Y como el aspecto del mar era cada hora y cada día más imponente, ¿de dónde había de venir el socorro, si España no podía mandarlo? Las raciones se acortaban; pronto se acabarían en absoluto. Hombres y caballos se veían amenazados de inanición, de muerte... La sangre se empobrecía, la pólvora se mojaba, los corazones eran un puro estropajo, los rayos de la guerra se convertían en pajuelas húmedas, y las almas guerreras en espectros que se asustaban unos a otros... La desolación tomó al segundo día de huracán caracteres siniestros. Los individuos más decidores apenas hablaban; cada cual consideraba en sí mismo el pavoroso infortunio, sin pedir impresiones a los demás por miedo a recibirlas peores que las propias... Los sanos parecían enfermos, y los enfermos y heridos, cadáveres que por milagro hablaban y se movían.

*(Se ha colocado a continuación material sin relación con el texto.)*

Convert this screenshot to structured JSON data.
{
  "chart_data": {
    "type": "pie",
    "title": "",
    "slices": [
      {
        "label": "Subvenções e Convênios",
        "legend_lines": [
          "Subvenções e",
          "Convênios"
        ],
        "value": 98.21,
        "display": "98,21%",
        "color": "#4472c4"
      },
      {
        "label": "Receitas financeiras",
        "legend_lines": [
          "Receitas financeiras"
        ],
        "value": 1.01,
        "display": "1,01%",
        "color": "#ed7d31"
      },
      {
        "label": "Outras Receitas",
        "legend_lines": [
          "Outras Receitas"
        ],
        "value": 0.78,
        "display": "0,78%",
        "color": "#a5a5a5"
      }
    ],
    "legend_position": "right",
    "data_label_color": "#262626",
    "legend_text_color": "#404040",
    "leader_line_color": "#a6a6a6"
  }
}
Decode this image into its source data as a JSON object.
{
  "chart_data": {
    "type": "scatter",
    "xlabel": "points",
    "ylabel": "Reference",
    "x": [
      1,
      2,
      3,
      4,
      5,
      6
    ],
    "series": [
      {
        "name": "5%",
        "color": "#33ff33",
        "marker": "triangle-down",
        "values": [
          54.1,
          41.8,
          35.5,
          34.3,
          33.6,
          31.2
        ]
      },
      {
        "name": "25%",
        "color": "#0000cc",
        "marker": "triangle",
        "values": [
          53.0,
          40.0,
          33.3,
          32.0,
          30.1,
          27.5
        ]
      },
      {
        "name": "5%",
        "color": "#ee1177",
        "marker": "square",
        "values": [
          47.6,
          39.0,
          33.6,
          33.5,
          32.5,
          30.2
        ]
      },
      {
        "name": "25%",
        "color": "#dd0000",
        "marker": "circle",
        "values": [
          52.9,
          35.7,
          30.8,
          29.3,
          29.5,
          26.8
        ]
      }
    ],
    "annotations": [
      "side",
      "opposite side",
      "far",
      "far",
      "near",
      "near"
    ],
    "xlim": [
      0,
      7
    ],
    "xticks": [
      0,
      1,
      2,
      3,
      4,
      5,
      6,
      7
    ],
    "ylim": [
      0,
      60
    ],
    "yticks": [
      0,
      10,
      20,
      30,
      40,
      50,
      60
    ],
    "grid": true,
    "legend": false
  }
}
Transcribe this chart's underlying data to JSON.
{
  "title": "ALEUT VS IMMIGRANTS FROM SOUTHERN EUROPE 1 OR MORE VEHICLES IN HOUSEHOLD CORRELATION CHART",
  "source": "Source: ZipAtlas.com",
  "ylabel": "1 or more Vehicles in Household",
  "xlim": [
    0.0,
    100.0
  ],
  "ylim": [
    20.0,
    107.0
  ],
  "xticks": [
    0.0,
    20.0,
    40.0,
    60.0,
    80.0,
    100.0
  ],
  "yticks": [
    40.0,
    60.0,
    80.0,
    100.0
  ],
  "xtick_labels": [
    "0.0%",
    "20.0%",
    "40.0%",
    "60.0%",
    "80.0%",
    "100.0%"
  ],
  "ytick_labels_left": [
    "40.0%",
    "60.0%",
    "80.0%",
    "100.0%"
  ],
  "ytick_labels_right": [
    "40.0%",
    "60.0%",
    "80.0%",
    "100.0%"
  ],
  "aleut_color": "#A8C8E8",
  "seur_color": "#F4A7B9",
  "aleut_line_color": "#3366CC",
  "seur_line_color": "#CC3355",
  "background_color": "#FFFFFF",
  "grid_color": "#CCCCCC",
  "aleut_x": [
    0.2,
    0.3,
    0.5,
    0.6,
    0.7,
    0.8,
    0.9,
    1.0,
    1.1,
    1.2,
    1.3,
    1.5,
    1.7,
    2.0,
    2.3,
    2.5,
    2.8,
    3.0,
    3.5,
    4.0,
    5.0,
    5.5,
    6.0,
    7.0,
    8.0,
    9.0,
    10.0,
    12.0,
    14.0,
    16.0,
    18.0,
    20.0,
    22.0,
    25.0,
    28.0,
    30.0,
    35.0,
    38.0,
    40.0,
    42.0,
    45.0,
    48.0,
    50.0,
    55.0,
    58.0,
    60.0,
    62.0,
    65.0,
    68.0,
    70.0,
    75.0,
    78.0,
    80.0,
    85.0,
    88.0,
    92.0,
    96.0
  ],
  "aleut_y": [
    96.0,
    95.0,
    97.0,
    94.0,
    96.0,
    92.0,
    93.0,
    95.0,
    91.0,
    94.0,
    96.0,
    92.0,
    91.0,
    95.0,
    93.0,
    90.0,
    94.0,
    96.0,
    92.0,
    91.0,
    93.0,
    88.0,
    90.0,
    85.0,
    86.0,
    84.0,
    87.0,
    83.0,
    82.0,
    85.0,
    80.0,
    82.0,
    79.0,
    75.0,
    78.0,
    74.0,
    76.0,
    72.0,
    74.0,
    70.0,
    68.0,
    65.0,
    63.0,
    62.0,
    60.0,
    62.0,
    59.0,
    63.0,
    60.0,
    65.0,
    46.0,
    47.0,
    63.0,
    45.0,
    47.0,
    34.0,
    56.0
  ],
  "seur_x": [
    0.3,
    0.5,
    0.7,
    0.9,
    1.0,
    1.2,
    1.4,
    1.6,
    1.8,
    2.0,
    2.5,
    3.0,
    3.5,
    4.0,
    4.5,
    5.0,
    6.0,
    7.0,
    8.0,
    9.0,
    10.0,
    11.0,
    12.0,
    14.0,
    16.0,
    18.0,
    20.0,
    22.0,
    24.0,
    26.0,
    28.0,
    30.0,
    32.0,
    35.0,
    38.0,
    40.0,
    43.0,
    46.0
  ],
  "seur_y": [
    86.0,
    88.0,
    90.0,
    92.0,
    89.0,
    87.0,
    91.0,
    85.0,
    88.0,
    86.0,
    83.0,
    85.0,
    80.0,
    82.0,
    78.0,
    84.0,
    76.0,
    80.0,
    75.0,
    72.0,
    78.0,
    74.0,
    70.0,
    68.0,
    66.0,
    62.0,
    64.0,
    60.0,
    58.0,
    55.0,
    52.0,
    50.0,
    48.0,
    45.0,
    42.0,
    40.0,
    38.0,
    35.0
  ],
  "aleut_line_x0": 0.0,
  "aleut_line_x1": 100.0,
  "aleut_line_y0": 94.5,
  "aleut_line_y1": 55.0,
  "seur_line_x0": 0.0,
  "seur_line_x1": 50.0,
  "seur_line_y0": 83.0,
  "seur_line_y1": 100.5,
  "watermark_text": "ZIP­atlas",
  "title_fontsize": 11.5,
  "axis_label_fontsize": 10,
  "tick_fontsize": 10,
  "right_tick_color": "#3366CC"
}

Arrojados de su tienda, que el viento desgarró, Leoncio y Juan se refugiaron en otras mal sostenidas con refuerzos de madera y cuerdas; las destinadas a hospitales no podían ya con más inquilinos; mezclados estuvieron los heridos con los coléricos, hasta que se ordenó separarlos, sin que la separación, por entorpecimientos materiales, pudiera ser un hecho. Prefería Santiuste salirse al campo envuelto en su manta, y aguantar allí el azote de la lluvia y el viento, a permanecer en un estrecho local donde sólo se oían quejidos de enfermos y moribundos, y el continuo lamentar y maldecir de los que no recibían lo preciso para satisfacer su hambre. Las raciones de galleta húmeda amenguaban de la mañana a la tarde, y los cocineros anunciaban la terminación de toda comida caliente por las dificultades de encender lumbre y de encontrar combustible en aquellos pantanos. Algunos soldados que querían vivir a todo trance, bajaban a la playa en busca de mariscos, y escurriéndose entre las peñas, encontraban lapas, erizos y caracoles con que engañar su rabioso apetito.

Hecho un ovillo, arrimado al socaire de una de las tiendas que parecían más sólidas, Santiuste conllevaba cristianamente su honda tristeza, su inanición y su calentura. La quietud en que se mantenía, ayudábale al adormecimiento que le hacía olvidar la realidad o apartarse de ella. Entregábase con deleite a la modorra febril, deseando que no tuviera fin y que le llevase al descanso eterno. Los efectos combinados de la calentura y el pensar producían en él un estado parecido al nirvana, o el éxtasis que transporta al cielo las almas semíticas sacándolas temporalmente de sus cuerpos extenuados.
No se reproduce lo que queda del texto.